American writer (1872-1937)

Harriet Clara Morse (August 24, 1872 – January 30, 1937) was an American writer and clubwoman. Although she lived most of her life in Massachusetts, she wrote a Western novel, A Cowboy Cavalier (1908).

== Early life and education ==
Morse was born in Hyde Park, Massachusetts and raised in Newtonville, Massachusetts, the daughter of George Washington Morse and Clara Rebecca Boit Morse. Her father was a Union Army veteran of the American Civil War, and a lawyer in Boston. Her younger brother was Samuel Finley Brown Morse. She graduated from Radcliffe College in 1902. She pursued further studies at the Sorbonne.

== Career ==
After college and some travels in Europe, Morse taught music in Colorado, and took a year-long job as a tutor on a ranch near San Antonio, to research a Western novel. The result was her book, A Cowboy Cavalier (1908, sometimes known as The Sunset Trail), which was set in Texas, and illustrated by her brother. She followed that debut with another novel, Hermit of the Hemlocks (1910), set in Maine.

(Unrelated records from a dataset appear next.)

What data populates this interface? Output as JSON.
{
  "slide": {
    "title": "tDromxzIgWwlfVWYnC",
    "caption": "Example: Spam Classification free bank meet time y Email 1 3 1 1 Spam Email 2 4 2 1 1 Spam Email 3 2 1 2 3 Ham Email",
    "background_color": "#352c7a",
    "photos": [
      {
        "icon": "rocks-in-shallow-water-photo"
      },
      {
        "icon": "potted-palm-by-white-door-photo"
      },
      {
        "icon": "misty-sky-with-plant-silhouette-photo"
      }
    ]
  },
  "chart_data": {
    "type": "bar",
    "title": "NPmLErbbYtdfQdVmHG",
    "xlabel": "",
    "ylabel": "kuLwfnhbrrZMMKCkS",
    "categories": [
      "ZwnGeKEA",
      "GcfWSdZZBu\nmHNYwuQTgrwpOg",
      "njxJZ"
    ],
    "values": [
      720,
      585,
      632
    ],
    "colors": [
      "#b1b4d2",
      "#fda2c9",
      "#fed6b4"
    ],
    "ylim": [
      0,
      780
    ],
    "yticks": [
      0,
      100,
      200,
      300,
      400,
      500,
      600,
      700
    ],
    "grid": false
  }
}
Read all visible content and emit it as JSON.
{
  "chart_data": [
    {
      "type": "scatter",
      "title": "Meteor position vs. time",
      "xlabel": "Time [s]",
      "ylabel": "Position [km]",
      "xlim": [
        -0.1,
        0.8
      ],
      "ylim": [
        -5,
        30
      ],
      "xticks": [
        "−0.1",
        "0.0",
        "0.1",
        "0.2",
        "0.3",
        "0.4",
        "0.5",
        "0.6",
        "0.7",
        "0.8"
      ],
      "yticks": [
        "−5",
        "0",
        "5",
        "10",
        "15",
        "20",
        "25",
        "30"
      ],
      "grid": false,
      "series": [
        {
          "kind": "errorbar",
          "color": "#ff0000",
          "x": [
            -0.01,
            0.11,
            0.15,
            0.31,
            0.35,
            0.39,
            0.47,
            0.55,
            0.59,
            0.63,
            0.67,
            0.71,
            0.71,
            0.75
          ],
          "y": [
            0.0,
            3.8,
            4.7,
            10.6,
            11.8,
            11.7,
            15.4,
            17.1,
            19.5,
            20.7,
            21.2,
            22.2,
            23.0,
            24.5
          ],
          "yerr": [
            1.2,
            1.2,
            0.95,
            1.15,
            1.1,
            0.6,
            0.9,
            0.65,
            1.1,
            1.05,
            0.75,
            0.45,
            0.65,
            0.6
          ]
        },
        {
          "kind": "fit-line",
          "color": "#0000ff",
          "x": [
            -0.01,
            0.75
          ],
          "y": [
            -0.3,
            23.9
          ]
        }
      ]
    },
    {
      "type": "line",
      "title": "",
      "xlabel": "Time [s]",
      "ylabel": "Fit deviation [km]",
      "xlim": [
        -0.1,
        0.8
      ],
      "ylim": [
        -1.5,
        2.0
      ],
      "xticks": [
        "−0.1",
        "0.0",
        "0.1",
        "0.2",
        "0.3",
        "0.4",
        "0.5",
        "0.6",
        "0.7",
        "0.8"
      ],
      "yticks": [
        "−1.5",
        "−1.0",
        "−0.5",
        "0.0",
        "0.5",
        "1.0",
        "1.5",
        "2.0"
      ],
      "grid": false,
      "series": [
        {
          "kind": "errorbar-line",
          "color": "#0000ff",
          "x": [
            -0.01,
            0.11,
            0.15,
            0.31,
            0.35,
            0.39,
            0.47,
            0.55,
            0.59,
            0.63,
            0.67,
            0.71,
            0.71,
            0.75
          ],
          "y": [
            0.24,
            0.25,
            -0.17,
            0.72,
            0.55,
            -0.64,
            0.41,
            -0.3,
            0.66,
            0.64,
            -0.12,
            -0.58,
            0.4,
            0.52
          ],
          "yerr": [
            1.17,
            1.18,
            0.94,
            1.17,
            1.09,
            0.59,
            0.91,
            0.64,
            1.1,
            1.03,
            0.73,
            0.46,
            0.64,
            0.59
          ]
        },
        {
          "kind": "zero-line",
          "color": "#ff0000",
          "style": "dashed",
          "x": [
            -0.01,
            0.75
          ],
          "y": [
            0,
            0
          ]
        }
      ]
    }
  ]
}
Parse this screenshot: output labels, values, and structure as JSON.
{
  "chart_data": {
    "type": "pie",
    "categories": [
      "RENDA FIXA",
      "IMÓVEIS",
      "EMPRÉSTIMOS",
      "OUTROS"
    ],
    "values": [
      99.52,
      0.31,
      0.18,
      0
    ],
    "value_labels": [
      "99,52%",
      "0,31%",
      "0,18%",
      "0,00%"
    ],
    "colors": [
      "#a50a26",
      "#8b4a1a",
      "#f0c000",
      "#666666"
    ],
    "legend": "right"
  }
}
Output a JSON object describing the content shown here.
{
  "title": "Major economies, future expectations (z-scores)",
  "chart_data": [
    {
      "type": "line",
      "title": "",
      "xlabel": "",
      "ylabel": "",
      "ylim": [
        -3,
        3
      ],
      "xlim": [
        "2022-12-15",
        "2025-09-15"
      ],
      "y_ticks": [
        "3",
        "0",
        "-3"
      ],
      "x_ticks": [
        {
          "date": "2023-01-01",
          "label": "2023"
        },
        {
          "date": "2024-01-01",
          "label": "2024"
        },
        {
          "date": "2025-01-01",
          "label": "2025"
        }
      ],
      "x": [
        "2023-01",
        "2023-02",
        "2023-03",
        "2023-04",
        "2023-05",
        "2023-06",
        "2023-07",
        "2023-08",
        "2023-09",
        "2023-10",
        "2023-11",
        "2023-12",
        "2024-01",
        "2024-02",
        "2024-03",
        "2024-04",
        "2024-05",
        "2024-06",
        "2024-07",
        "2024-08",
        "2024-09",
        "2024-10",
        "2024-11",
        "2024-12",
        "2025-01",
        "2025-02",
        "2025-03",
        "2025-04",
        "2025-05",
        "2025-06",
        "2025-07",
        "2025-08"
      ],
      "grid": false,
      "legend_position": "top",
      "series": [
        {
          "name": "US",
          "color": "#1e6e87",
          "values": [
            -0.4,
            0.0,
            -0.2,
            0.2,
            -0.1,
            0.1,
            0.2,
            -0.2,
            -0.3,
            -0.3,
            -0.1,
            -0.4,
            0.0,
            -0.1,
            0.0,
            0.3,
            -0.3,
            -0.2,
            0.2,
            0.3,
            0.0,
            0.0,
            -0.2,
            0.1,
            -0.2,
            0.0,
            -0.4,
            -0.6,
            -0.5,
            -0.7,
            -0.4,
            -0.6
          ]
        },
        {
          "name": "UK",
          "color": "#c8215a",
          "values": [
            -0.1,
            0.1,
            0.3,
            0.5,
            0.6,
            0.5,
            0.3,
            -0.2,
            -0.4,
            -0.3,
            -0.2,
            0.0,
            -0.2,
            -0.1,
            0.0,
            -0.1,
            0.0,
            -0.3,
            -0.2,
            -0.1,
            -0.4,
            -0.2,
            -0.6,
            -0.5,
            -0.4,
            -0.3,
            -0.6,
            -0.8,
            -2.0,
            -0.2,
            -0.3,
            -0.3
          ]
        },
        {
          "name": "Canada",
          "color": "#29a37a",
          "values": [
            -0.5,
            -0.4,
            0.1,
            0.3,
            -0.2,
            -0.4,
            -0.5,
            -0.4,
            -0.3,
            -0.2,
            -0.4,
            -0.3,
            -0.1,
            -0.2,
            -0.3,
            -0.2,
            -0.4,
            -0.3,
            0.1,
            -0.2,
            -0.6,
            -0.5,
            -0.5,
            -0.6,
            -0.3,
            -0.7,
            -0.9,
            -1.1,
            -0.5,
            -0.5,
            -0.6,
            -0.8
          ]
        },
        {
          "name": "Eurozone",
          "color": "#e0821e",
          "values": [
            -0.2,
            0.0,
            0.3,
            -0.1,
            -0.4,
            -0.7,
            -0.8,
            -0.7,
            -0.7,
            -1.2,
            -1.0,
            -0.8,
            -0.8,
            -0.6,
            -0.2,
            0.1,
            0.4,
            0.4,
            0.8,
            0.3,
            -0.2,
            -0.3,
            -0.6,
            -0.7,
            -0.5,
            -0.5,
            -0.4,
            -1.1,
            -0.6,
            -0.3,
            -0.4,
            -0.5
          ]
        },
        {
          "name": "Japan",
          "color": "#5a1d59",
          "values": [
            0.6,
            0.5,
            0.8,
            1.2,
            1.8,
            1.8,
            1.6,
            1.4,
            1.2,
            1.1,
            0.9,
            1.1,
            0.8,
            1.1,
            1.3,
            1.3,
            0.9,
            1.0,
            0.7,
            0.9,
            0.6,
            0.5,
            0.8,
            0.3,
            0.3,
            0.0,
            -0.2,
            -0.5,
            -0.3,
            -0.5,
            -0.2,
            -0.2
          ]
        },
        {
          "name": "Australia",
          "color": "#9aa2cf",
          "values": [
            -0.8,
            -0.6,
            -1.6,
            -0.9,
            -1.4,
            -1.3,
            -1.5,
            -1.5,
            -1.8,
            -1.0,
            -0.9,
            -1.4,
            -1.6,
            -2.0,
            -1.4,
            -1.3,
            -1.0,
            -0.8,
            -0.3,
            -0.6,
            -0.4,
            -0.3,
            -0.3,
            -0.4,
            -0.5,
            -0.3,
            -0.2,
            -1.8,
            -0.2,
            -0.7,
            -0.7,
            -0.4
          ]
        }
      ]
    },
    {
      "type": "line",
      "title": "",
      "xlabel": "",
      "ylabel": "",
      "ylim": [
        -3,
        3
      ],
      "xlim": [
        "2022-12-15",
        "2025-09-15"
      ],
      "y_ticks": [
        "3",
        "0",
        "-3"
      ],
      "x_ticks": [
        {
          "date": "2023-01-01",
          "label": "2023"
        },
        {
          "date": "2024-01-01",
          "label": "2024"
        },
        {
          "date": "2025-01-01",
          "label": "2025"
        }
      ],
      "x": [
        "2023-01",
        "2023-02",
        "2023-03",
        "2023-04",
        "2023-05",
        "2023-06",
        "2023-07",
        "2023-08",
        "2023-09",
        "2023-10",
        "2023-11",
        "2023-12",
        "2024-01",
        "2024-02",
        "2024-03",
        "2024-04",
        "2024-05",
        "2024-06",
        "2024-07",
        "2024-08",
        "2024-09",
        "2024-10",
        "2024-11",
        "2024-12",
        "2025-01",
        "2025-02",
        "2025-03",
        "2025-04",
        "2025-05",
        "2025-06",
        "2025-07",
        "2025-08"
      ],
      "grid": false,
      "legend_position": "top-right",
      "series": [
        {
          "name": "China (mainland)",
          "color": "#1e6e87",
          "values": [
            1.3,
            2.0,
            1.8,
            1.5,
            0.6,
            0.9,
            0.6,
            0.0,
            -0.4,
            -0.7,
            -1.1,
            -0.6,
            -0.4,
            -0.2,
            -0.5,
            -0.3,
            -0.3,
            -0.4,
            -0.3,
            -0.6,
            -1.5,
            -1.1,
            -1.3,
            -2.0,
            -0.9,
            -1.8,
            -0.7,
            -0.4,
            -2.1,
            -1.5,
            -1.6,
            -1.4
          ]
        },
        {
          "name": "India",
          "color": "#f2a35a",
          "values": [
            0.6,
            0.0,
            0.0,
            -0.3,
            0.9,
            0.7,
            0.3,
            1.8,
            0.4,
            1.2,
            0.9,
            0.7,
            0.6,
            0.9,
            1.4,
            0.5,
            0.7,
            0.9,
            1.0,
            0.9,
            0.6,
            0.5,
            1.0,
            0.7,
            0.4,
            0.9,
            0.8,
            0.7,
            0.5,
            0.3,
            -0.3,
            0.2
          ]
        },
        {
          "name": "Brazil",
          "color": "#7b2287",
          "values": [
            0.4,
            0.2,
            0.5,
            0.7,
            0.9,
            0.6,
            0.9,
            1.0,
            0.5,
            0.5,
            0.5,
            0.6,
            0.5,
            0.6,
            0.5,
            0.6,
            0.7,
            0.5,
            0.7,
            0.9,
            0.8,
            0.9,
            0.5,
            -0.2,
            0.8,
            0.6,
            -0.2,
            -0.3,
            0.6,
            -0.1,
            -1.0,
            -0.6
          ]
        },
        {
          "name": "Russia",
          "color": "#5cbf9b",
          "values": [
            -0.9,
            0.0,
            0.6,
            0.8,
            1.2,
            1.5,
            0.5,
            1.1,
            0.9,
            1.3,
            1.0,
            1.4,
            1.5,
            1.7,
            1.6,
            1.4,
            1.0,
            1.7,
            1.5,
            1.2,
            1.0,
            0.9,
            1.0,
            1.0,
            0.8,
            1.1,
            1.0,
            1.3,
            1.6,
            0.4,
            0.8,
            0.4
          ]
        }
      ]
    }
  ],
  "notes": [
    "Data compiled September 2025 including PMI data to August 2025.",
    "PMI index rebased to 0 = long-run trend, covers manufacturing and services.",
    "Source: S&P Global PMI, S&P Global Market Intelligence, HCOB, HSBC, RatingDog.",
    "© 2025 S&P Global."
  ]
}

Morse was active in the Daughters of the American Revolution. She took several extended trips with her mother and sisters, and hosted dinners, musicales, and dances at her family's home in Newtonville. After marriage, she served on the board of trustees of the New England Peabody Home for Crippled Children.

== Publications ==

- A Cowboy Cavalier (1908)
- Hermit of the Hemlocks (1910)

== Personal life ==
Harriet Clara Morse married English-born mining engineer Nicholas Richardson in 1915. She died in 1937, in Newtonville, aged 64 years.